May 21, 1961. It was Sunday night on the New Frontier, and freedom was on the line in Montgomery, Alabama. Earlier in the evening, more than a thousand black Americans, including the Reverend Martin Luther King Jr. and several other nationally prominent civil rights leaders, had gathered at the First Baptist Church (Colored) to show their support for a visiting band of activists known as Freedom Riders. Located just a few blocks from the state capitol where President Jefferson Davis had sworn allegiance to the Confederate cause in 1861, First Baptist had been the setting for a number of dramatic events over the years. But the historic church had never witnessed anything quite like the situation that was unfolding both inside and outside its walls. For several hours the Freedom Riders and the congregation sang hymns and freedom songs and listened to testimonials about courage and commitment. But as the spirit of hope and justice rose inside the crowded sanctuary, a wholly different mood of defiance and outrage developed outside.

By nightfall the church was surrounded and besieged by a swelling mob of white protesters determined to defend a time-honored system of racial segregation. Screaming racial epithets and hurling rocks and Molotov cocktails, the protesters threatened to overwhelm a beleaguered group of Federal marshals who feared that some members of the mob were intent on burning the church to the ground.

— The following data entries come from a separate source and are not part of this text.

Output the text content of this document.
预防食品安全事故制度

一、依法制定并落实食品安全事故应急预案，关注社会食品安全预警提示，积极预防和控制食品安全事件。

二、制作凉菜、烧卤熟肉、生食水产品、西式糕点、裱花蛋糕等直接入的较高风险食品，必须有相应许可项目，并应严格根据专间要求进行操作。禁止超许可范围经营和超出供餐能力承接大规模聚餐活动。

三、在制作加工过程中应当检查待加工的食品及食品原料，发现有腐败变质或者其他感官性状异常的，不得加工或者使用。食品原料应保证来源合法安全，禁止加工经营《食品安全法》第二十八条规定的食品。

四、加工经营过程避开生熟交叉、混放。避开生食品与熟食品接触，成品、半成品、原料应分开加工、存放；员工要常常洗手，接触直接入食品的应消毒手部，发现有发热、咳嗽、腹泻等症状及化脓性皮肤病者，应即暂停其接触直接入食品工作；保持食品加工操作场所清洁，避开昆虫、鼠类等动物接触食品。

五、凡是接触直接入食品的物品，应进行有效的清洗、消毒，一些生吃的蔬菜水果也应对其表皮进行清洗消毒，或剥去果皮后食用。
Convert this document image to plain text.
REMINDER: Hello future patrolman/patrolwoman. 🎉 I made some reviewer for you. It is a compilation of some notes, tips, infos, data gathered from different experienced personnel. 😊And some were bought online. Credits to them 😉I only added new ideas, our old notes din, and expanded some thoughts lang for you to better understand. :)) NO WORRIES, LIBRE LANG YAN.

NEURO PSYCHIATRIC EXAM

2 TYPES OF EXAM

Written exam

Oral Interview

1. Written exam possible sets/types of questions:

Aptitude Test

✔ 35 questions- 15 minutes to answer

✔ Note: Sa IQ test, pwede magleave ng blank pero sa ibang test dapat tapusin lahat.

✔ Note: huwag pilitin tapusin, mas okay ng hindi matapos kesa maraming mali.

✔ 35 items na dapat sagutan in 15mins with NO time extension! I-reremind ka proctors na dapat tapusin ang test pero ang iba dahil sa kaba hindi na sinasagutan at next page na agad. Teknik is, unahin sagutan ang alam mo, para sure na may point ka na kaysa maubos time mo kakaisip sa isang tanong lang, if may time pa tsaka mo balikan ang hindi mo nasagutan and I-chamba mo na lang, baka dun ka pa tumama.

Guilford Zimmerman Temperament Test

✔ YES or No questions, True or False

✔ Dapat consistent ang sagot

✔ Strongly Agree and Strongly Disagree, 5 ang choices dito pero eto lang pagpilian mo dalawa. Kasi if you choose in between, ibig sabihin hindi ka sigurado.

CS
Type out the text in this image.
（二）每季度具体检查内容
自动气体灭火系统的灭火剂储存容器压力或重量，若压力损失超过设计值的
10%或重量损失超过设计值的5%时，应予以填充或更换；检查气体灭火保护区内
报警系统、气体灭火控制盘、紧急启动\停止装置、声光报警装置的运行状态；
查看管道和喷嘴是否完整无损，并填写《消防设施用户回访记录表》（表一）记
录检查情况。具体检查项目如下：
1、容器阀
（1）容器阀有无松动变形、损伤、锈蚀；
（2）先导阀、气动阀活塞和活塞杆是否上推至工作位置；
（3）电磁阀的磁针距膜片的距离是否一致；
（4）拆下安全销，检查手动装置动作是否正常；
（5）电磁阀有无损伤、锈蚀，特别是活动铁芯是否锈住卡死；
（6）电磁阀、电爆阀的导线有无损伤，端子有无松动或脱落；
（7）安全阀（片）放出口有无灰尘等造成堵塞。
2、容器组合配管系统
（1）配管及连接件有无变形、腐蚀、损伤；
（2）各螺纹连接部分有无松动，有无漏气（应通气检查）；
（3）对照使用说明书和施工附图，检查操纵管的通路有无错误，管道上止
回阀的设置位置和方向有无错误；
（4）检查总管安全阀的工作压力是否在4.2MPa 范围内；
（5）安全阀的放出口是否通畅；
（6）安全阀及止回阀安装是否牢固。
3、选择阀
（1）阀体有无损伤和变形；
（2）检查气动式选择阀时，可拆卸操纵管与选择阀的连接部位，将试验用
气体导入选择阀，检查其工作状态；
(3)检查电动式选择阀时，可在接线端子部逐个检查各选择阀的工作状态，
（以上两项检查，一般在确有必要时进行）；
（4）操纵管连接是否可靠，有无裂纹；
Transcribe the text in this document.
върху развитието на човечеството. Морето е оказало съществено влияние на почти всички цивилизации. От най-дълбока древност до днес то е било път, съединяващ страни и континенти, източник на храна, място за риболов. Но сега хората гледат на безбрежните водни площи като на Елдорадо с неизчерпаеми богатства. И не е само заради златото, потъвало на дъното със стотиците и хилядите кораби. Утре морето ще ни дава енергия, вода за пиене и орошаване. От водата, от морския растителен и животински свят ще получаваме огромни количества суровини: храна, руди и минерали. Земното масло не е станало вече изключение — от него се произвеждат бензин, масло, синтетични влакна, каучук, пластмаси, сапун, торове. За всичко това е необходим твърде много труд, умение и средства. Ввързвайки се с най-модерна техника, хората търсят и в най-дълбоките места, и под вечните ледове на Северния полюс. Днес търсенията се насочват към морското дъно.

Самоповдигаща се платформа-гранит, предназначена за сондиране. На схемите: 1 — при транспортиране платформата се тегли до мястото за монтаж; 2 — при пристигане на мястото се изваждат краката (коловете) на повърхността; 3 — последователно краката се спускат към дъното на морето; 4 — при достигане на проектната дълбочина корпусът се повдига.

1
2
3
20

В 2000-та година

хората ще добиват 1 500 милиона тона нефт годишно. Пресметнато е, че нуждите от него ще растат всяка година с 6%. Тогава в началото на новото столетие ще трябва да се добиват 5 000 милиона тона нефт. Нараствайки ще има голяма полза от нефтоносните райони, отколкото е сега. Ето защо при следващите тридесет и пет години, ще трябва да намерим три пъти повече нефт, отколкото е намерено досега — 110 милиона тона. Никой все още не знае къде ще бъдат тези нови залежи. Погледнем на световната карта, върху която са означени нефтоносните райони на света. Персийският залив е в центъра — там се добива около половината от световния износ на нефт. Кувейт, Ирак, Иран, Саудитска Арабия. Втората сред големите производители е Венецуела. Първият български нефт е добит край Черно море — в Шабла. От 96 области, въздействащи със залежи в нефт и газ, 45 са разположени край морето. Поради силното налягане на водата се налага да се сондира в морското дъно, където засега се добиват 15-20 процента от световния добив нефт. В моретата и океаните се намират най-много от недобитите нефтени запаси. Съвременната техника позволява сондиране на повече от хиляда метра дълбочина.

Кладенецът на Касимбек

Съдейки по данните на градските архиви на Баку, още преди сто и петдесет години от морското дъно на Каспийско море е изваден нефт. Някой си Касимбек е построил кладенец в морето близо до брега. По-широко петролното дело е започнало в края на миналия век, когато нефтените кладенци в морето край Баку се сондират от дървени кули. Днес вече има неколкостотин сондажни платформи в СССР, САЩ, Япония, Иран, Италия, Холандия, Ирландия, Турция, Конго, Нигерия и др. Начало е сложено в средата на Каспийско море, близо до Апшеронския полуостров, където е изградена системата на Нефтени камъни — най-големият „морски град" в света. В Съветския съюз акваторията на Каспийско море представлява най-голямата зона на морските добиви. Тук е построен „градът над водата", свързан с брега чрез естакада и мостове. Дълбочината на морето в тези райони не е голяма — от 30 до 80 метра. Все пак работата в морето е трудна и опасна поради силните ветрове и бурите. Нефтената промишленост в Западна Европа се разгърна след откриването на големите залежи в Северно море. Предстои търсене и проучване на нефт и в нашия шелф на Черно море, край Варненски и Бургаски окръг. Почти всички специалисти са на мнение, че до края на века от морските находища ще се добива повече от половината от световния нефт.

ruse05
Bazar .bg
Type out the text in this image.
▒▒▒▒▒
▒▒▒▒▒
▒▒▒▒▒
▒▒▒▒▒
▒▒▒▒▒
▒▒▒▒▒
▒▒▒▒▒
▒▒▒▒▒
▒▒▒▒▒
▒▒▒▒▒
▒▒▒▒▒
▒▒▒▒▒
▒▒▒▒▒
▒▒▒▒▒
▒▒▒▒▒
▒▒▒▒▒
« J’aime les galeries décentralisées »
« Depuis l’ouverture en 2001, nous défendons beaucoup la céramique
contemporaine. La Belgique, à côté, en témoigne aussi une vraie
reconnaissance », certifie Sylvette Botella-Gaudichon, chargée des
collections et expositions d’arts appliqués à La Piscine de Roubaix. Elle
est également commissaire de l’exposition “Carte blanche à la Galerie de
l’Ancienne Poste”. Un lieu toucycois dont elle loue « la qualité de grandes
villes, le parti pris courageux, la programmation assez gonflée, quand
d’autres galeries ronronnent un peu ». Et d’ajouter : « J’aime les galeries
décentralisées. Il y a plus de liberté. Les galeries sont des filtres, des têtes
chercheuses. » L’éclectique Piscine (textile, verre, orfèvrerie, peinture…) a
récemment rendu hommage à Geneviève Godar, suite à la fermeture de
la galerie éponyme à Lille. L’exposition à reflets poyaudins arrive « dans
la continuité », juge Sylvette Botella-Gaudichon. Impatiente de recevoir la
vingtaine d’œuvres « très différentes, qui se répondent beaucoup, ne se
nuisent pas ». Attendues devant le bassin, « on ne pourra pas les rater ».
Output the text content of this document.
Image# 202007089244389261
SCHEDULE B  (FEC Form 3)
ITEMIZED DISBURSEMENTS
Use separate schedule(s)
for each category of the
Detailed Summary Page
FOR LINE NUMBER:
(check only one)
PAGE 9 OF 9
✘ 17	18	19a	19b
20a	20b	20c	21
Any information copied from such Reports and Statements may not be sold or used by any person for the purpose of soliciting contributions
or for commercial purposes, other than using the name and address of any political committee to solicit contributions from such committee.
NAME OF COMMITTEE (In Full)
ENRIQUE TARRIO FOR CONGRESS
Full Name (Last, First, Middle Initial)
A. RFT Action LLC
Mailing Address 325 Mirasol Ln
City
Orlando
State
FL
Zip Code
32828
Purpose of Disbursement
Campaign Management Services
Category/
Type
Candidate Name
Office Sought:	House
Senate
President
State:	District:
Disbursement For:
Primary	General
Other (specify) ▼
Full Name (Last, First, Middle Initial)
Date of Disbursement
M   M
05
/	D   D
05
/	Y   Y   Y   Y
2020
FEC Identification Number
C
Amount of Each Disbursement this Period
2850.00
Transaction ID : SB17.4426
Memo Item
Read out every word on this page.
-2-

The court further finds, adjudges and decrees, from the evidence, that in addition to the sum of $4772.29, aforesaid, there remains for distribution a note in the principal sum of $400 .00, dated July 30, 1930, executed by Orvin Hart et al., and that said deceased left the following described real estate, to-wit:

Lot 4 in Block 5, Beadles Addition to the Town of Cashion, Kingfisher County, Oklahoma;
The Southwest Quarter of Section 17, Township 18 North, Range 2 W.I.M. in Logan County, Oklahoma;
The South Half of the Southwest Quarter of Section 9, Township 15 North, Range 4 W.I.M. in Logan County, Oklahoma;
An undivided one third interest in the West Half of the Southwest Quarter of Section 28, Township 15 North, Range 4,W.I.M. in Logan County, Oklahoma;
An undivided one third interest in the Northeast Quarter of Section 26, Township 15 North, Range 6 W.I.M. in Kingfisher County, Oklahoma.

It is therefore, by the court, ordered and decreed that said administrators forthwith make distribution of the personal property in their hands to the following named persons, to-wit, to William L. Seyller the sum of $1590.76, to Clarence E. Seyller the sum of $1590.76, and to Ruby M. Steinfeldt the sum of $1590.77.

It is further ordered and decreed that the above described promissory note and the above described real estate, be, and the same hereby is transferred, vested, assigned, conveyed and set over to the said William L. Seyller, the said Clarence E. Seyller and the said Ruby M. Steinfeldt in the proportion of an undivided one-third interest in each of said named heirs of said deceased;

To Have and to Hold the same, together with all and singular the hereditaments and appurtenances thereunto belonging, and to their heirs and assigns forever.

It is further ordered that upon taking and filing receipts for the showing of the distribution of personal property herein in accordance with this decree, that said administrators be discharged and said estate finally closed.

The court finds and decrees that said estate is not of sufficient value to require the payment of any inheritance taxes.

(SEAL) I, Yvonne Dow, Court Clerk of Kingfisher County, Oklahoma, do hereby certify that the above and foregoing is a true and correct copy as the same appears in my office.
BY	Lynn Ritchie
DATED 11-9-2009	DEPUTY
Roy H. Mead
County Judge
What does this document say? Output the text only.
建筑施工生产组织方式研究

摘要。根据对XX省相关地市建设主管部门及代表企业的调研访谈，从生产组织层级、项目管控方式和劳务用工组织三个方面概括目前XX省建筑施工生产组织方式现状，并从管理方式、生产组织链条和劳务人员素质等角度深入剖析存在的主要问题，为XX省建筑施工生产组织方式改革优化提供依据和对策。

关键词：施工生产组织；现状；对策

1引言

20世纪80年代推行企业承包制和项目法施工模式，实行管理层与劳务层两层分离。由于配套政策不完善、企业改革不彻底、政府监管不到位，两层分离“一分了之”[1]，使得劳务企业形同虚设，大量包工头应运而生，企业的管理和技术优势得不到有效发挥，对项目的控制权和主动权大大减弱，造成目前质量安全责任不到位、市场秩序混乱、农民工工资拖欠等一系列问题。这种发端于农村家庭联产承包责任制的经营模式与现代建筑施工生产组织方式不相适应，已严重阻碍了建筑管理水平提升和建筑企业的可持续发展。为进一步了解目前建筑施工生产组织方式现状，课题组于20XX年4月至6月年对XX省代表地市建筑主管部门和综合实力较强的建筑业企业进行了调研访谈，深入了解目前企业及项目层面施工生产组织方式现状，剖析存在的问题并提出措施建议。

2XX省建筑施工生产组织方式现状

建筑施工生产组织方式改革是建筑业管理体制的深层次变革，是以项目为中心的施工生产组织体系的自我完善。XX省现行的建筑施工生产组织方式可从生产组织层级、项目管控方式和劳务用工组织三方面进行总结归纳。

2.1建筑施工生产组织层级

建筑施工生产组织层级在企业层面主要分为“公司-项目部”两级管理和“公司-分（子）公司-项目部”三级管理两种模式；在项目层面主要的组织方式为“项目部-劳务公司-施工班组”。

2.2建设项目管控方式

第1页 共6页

When it became obvious that the marshals were overmatched, the governor of Alabama deployed a battalion of National Guardsmen to disperse the crowd, and tragedy was averted. But it would be early morning before the surrounding streets were secure enough for the Freedom Riders and their supporters to leave the church. Loaded into a convoy of military trucks and looking much like wartime refugees, the troublesome visitors and their embattled hosts were escorted back to a black community that must have wondered what other indignities and challenges lay ahead. The battle of May 21 was over, but the centuries-old struggle for racial justice would continue.